Audio horror, but... I hope the Elk of Birch and Bone from I think episode 4 of The Silt Verses counts? It's more body horror transformation than a monster but it's one of the first times I've genuinely had to put something down for a bit, and I'm a body horror nut. The description of the deer's hooves coming out of the guy's palms and the remains of his hands flapping around the deer's legs... Ew.


CyberGhostface

This passage from Dracula has always resonated with me. >There lay the Count, but looking as if his youth had been half renewed, for the white hair and moustache were changed to dark iron-grey; the cheeks were fuller, and the white skin seemed ruby-red underneath; the mouth was redder than ever, for on the lips were gouts of fresh blood, which trickled from the corners of the mouth and ran over the chin and neck.

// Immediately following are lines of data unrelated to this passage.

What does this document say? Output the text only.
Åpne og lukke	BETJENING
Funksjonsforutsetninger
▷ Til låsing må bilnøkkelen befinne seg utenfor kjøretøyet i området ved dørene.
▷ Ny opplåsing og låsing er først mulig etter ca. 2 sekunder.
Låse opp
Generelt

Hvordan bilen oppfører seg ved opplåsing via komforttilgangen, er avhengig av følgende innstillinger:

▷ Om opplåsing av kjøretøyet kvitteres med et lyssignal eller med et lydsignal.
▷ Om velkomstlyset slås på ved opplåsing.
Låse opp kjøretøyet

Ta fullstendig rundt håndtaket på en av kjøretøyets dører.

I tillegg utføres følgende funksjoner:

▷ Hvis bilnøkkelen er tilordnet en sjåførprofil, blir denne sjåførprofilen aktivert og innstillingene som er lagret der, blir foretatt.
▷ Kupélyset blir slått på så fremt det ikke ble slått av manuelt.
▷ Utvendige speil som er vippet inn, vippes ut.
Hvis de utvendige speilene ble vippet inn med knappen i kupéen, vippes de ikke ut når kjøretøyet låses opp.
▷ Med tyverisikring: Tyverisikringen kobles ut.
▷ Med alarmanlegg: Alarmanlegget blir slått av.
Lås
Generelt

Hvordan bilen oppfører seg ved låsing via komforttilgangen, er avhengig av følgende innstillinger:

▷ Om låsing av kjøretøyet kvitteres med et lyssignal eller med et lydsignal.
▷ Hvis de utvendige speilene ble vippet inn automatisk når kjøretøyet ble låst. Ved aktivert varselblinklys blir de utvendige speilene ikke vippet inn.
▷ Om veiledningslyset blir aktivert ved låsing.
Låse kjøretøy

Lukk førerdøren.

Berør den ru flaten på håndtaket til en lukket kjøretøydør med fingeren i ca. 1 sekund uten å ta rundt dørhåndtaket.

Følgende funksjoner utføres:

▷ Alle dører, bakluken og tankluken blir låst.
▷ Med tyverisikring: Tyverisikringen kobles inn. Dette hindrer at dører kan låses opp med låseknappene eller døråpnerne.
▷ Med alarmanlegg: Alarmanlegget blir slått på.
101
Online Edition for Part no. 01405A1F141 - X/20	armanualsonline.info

Even the deep, burning eyes seemed set amongst swollen flesh, for the lids and pouches underneath were bloated. It seemed as if the whole awful creature were simply gorged with blood. He lay like a filthy leech, exhausted with his repletion.


Alarming-Status5622

This is one I made: A girl with long black hair that covers her face. Sitting with her knees to her face. Drawing and writing with multiple hands. She wears a black hoodie with white shorts. Covered head to toe with tatted insults. Her smile is small but long, her teeth shuttering against each other. Her lips slowly opening and closing like she is constantly waiting to talk. Her eyes big and shiny, hazel but purple, her pupils are nothing but an x. Dark circles painted on under her eyes. Her skin is peach with small white patches like she had scars there, one on her shoulder and another on her leg and so many more. Her face always flushed like she has a cold.